Sourced energy and research infrastructure context
Laboratory, grid, and commercialization systems: MLOps Engineer
Knoxville's Regional Innovation Growth Strategy centers on research and infrastructure assets at the University of Tennessee, Oak Ridge National Laboratory, and the Tennessee Valley Authority. Require reproducible training and lineage for the local data setting. The candidate should account for code, configuration, data versions, model artifacts, and approval records without copying sensitive data into uncontrolled tools. Research and energy work can connect experiments, scientific data, models, grid or facility assets, sensors, safety controls, intellectual property, commercialization, and public funding evidence.
Evidence to request: Ask for a pipeline diagram or repository structure that shows lineage, repeatable environments, and artifact retention. Name the research or energy outcome, data and asset boundary, instrument or grid interface, safety control, reproducibility test, intellectual-property rule, transfer step, and approval owner.
Sourced health and medical technology context
Clinical data and regulated devices: MLOps Engineer
The Chamber's May 2026 economic report identifies health and medical technology among Knoxville's stronger technology-sector positions. Define promotion between development, test, and production. Ask who approves a model, which automated checks block release, and how the team handles a failed deployment. Medical-technology systems may join patient records, device configurations, sensors, laboratories, product quality, validation, complaints, access control, and regulated retention.
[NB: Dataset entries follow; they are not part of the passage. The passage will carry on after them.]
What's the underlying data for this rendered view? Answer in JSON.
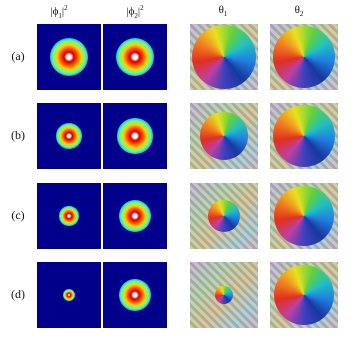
{
  "headers": [
    {
      "base": "|ϕ",
      "sub": "1",
      "close": "|",
      "sup": "2"
    },
    {
      "base": "|ϕ",
      "sub": "2",
      "close": "|",
      "sup": "2"
    },
    {
      "base": "θ",
      "sub": "1"
    },
    {
      "base": "θ",
      "sub": "2"
    }
  ],
  "rows": [
    {
      "label": "(a)"
    },
    {
      "label": "(b)"
    },
    {
      "label": "(c)"
    },
    {
      "label": "(d)"
    }
  ]
}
Evidence to request: Review a release-control example with test gates, registry state, deployment strategy, and rollback steps. Set the clinical or device outcome, patient or test record, protected fields, hardware interface, validation evidence, quality gate, complaint path, retention rule, and approver.
Sourced defence, cyber, semiconductors, and robotics context
Mission, fabrication, and automated systems: MLOps Engineer
The same May 2026 report identifies defence, cybersecurity, semiconductors, and robotics among Knoxville's stronger technology sectors. Set operating ownership for model services and training jobs. Include capacity, cost, feature freshness, prediction quality, and rollback signals in the interview scenario. These settings can connect classified or sensitive data, identity, software supply chains, wafers, equipment, embedded controls, robots, testing, incident response, and release evidence.
Evidence to request: Use an incident involving stale features, failed training, or degraded predictions and score the candidate's diagnosis path. Choose the mission, chip, cyber, or robotic system, then define its trust boundary, configuration, hardware and software interface, verification, incident or defect path, and release authority.